As water districts scramble to improve security, analysts say that, while some supplies are well protected, too many are wide open to terrorism, creating an uneven patchwork. ''It wouldn't make sense to build Fort Knox with one wall 3 feet thick and another wall out of aluminum siding,'' said Jeffrey Danneels, an engineer at Sandia National Laboratory, who is helping municipalities tighten security of water supplies. ''But unfortunately that is how a lot of security systems are built.''

Danneels, who has been visiting localities to assess their systems, urged officials to focus on developing technology, still a few years away, to test water from rainfall to faucet for a broad range of biological and chemical weapons in real time. He also wants to see improved security at treatment plants.

Yesterday, MWRA officials watched the state's water supply from a high-tech command center in the Cosgrove Disinfection facility at the Wachusett Reservoir. Security cameras scanned the grounds while a worker stared at a computer screen, watching the path of the water as it made its way to Boston.
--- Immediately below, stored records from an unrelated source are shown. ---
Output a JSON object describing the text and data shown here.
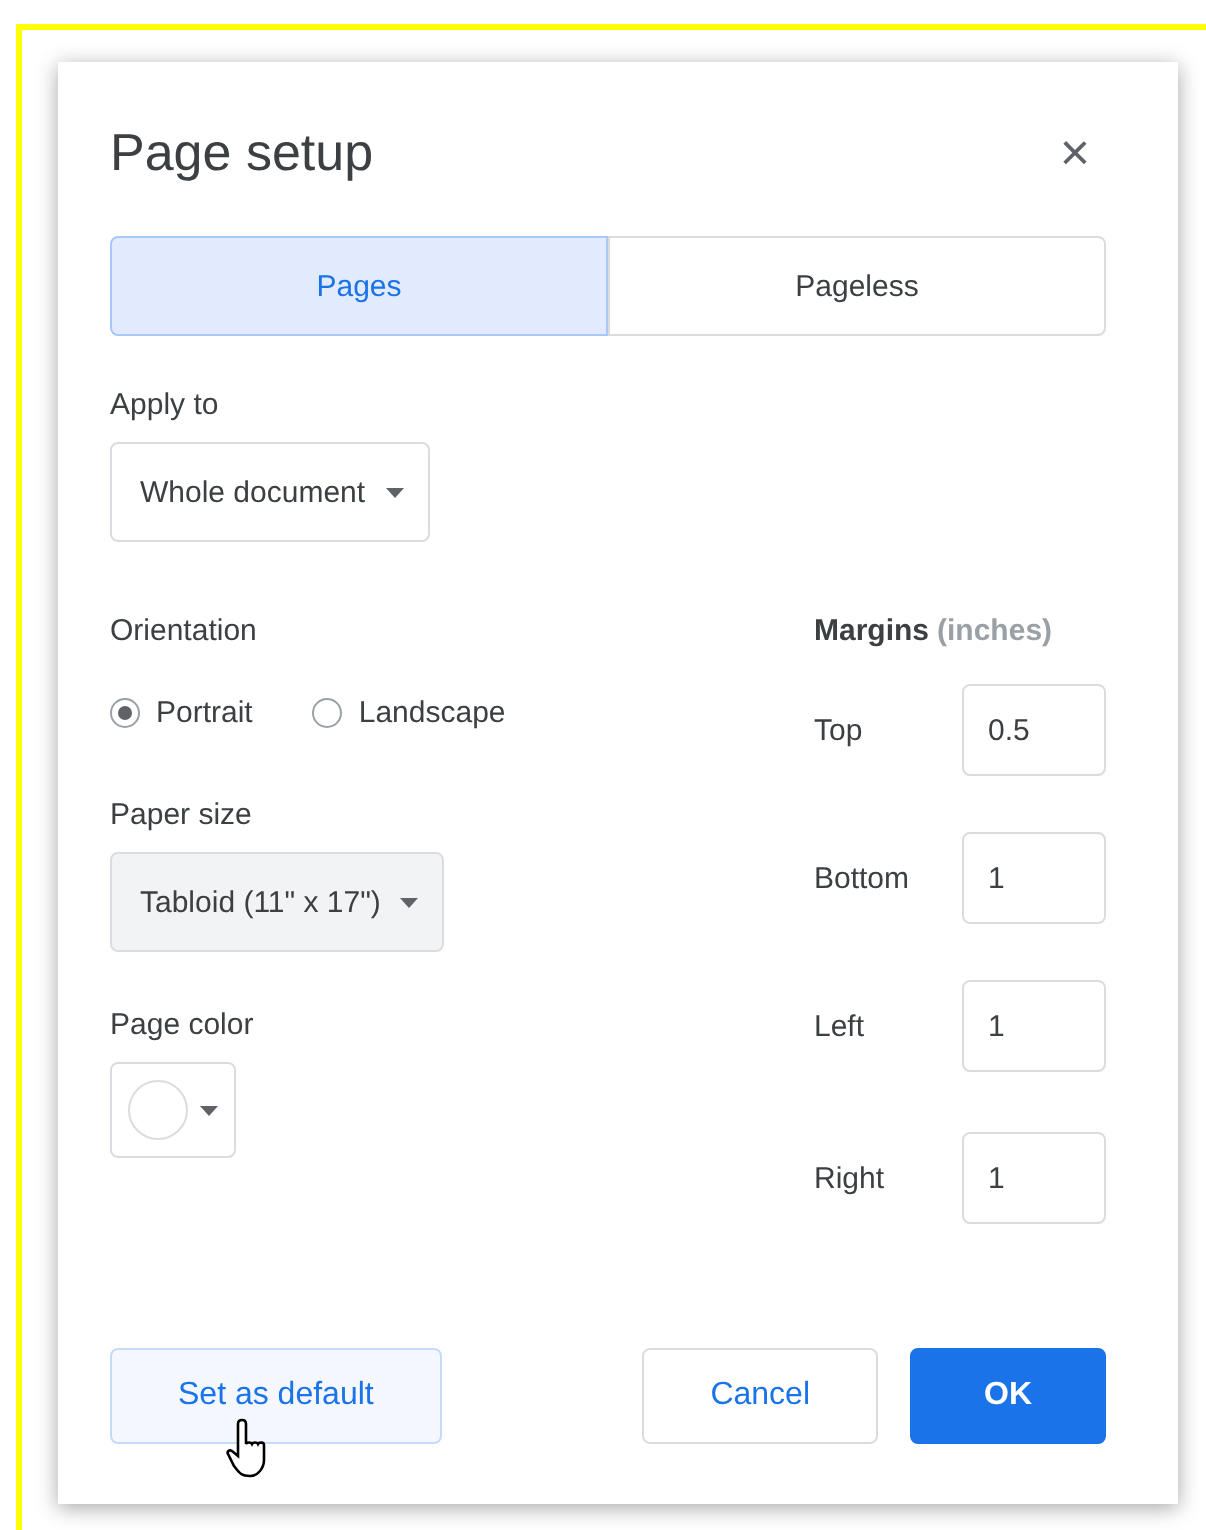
{
  "dialog": {
    "title": "Page setup",
    "close": "×"
  },
  "tabs": [
    {
      "label": "Pages",
      "selected": true
    },
    {
      "label": "Pageless",
      "selected": false
    }
  ],
  "apply_to": {
    "label": "Apply to",
    "value": "Whole document"
  },
  "orientation": {
    "label": "Orientation",
    "options": [
      {
        "label": "Portrait",
        "selected": true
      },
      {
        "label": "Landscape",
        "selected": false
      }
    ]
  },
  "paper_size": {
    "label": "Paper size",
    "value": "Tabloid (11\" x 17\")"
  },
  "page_color": {
    "label": "Page color",
    "color": "#ffffff"
  },
  "margins": {
    "label": "Margins",
    "unit": "(inches)",
    "fields": [
      {
        "label": "Top",
        "value": "0.5"
      },
      {
        "label": "Bottom",
        "value": "1"
      },
      {
        "label": "Left",
        "value": "1"
      },
      {
        "label": "Right",
        "value": "1"
      }
    ]
  },
  "buttons": [
    {
      "label": "Set as default",
      "kind": "secondary",
      "hovered": true
    },
    {
      "label": "Cancel",
      "kind": "outline",
      "hovered": false
    },
    {
      "label": "OK",
      "kind": "primary",
      "hovered": false
    }
  ]
}
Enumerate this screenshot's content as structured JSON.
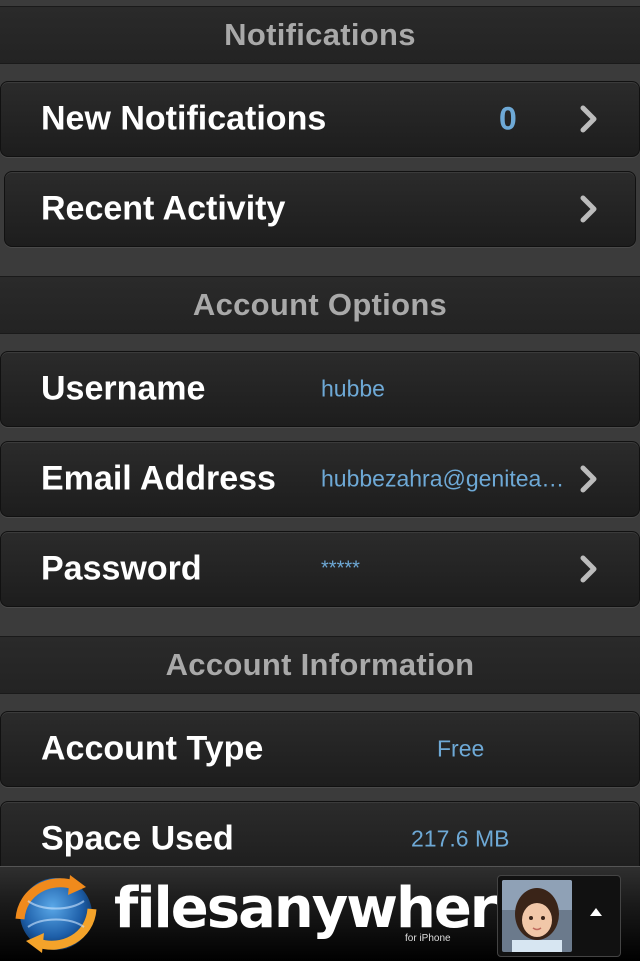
{
  "sections": {
    "notifications": {
      "header": "Notifications",
      "new_notifications": {
        "label": "New Notifications",
        "count": "0"
      },
      "recent_activity": {
        "label": "Recent Activity"
      }
    },
    "account_options": {
      "header": "Account Options",
      "username": {
        "label": "Username",
        "value": "hubbe"
      },
      "email": {
        "label": "Email Address",
        "value": "hubbezahra@genitea…"
      },
      "password": {
        "label": "Password",
        "value": "*****"
      }
    },
    "account_information": {
      "header": "Account Information",
      "account_type": {
        "label": "Account Type",
        "value": "Free"
      },
      "space_used": {
        "label": "Space Used",
        "value": "217.6 MB"
      }
    }
  },
  "bottom_bar": {
    "brand": "filesanywhere",
    "brand_sub": "for iPhone",
    "logo_icon": "globe-arrows-icon",
    "avatar_icon": "user-photo-avatar",
    "expand_icon": "triangle-up-icon"
  },
  "colors": {
    "value_blue": "#6ea9d6",
    "header_text": "#a9a9a9",
    "background": "#3b3b3b"
  }
}
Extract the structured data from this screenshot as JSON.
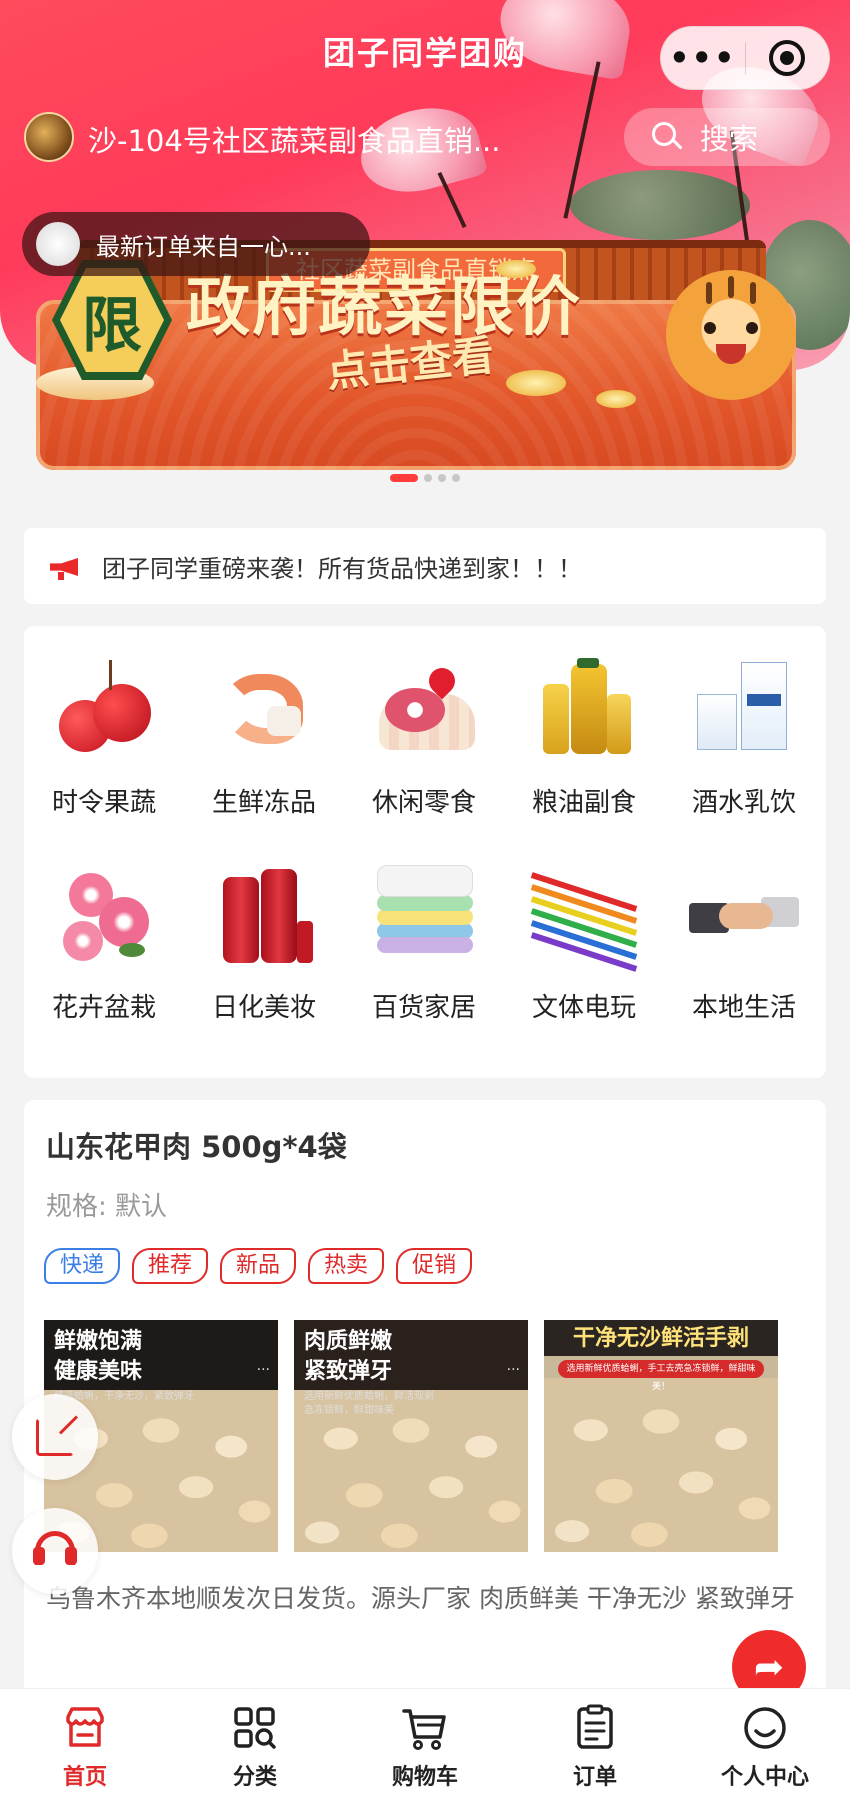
{
  "header": {
    "app_title": "团子同学团购",
    "capsule": {
      "more_icon": "more-dots-icon",
      "close_icon": "target-icon"
    },
    "store_name": "沙-104号社区蔬菜副食品直销...",
    "search_label": "搜索",
    "latest_order": "最新订单来自一心..."
  },
  "banner": {
    "sign_text": "社区蔬菜副食品直销点",
    "badge_text": "限",
    "title": "政府蔬菜限价",
    "cta": "点击查看",
    "slides_total": 4,
    "active_slide": 1
  },
  "notice": {
    "text": "团子同学重磅来袭！所有货品快递到家！！！"
  },
  "categories": [
    {
      "label": "时令果蔬",
      "icon": "lychee-icon"
    },
    {
      "label": "生鲜冻品",
      "icon": "shrimp-icon"
    },
    {
      "label": "休闲零食",
      "icon": "cake-roll-icon"
    },
    {
      "label": "粮油副食",
      "icon": "oil-bottles-icon"
    },
    {
      "label": "酒水乳饮",
      "icon": "milk-cartons-icon"
    },
    {
      "label": "花卉盆栽",
      "icon": "flowers-icon"
    },
    {
      "label": "日化美妆",
      "icon": "shampoo-bottles-icon"
    },
    {
      "label": "百货家居",
      "icon": "towels-icon"
    },
    {
      "label": "文体电玩",
      "icon": "color-pencils-icon"
    },
    {
      "label": "本地生活",
      "icon": "handshake-icon"
    }
  ],
  "product": {
    "title": "山东花甲肉 500g*4袋",
    "spec": "规格: 默认",
    "tags": [
      "快递",
      "推荐",
      "新品",
      "热卖",
      "促销"
    ],
    "images": [
      {
        "caption_line1": "鲜嫩饱满",
        "caption_line2": "健康美味",
        "sub": "精选蛤蜊，干净无沙，紧致弹牙"
      },
      {
        "caption_line1": "肉质鲜嫩",
        "caption_line2": "紧致弹牙",
        "sub": "选用新鲜优质蛤蜊，鲜活现剥 急冻锁鲜，鲜甜味美"
      },
      {
        "caption_line1": "干净无沙鲜活手剥",
        "caption_line2": "",
        "sub": "选用新鲜优质蛤蜊，手工去壳急冻锁鲜，鲜甜味美！"
      }
    ],
    "description": "乌鲁木齐本地顺发次日发货。源头厂家 肉质鲜美 干净无沙 紧致弹牙"
  },
  "floating": {
    "share_icon": "share-icon",
    "support_icon": "headset-icon",
    "forward_icon": "forward-arrow-icon"
  },
  "tabbar": {
    "items": [
      {
        "label": "首页",
        "icon": "store-icon",
        "active": true
      },
      {
        "label": "分类",
        "icon": "category-grid-icon",
        "active": false
      },
      {
        "label": "购物车",
        "icon": "cart-icon",
        "active": false
      },
      {
        "label": "订单",
        "icon": "order-list-icon",
        "active": false
      },
      {
        "label": "个人中心",
        "icon": "smile-user-icon",
        "active": false
      }
    ]
  },
  "colors": {
    "brand_red": "#e02a2a",
    "header_gradient_start": "#ff4a5c",
    "tag_blue": "#3a7ee6"
  }
}
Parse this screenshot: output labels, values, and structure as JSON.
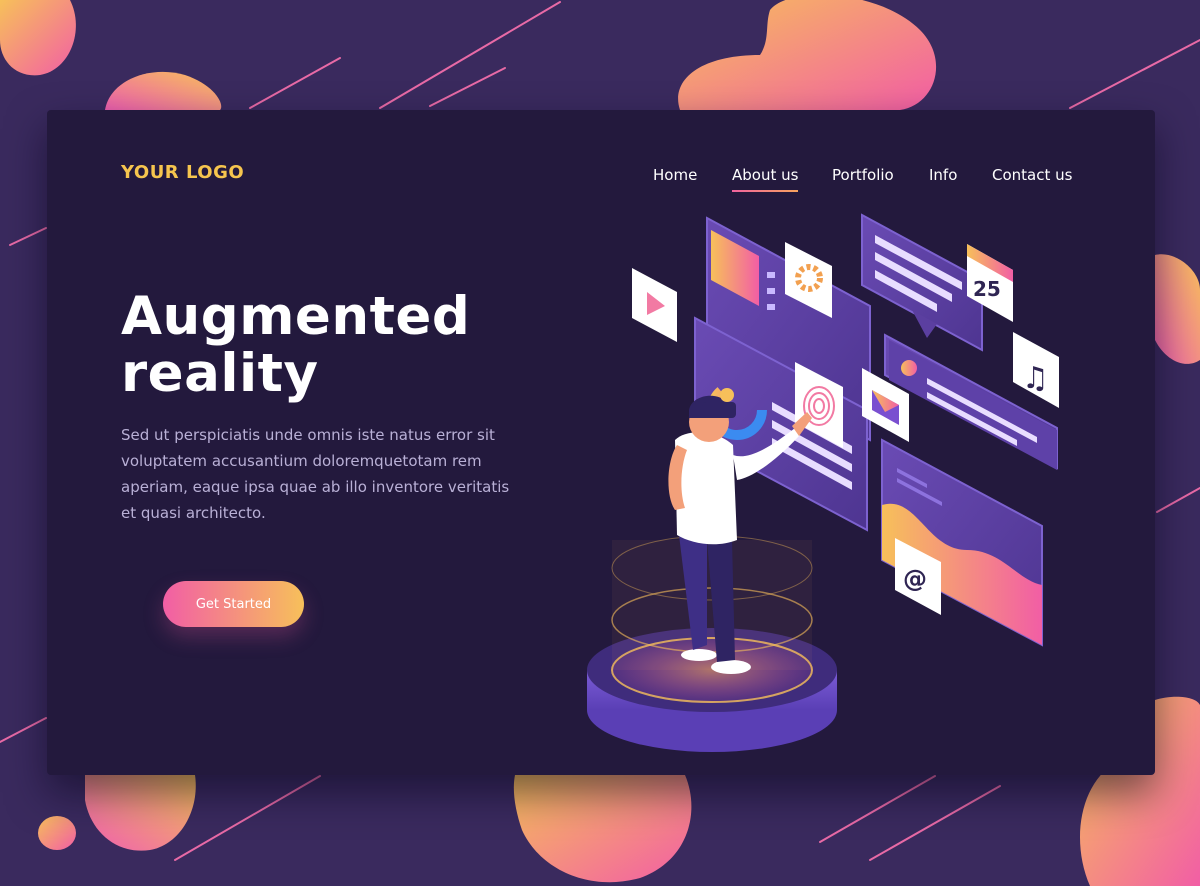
{
  "header": {
    "logo": "YOUR LOGO",
    "nav": [
      "Home",
      "About us",
      "Portfolio",
      "Info",
      "Contact us"
    ],
    "active_nav": "About us"
  },
  "hero": {
    "title_line1": "Augmented",
    "title_line2": "reality",
    "body_lines": [
      "Sed ut perspiciatis unde omnis iste natus error sit",
      "voluptatem accusantium doloremquetotam rem",
      "aperiam, eaque ipsa quae ab illo inventore veritatis",
      "et quasi architecto."
    ],
    "cta_label": "Get Started"
  },
  "illustration": {
    "calendar_day": "25",
    "email_symbol": "@",
    "music_symbol": "♫"
  },
  "colors": {
    "background": "#3a2a5e",
    "card": "#23193d",
    "logo": "#f6c54e",
    "accent_pink": "#f25ea5",
    "accent_orange": "#f7c05a",
    "panel_purple": "#5b3fa0"
  },
  "icons": [
    "play-icon",
    "gear-icon",
    "calendar-icon",
    "music-note-icon",
    "fingerprint-icon",
    "mail-icon",
    "user-icon",
    "at-sign-icon"
  ]
}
The water normally travels from the Quabbin to the Wachusett, where it is treated with chlorine, then moves to Marlborough, where it is injected with fluoride. The final stop is at the Norumbega Reservoir in Weston, where another disinfectant is added before the millions of gallons go into pipes and travel on to nearly 2 million homes.

It is virtually impossible to check for every chemical that could possibly be dumped into the water, MWRA officials concede. So officials are more carefully watching for changes in the water's cloudiness and acidity that could signal a problem.

Still, while the public's focus has been on exotic poisons, common bacteria remain the biggest threat. The most infamous case of US water contamination - in Milwaukee in 1993 -- came from a microbe called cryptosporidium, which is found in the feces of humans and animals. Cryptosporidium in runoff from a cattle lot sickened 400,000 people and killed more than 100 in Milwaukee.

In one key way, the MWRA is better prepared than many other water districts. Over the last three years, the agency has built three gigantic underwater storage tanks that are difficult for workers, let alone terrorists, to access. Two more are being built, including a 115 million gallon container that will be the world's largest. Once these facilities are completed, virtually all of the MWRA's water will remain under lock and key once it has been treated.

''We're doing everything we possibly can,'' said Laskey.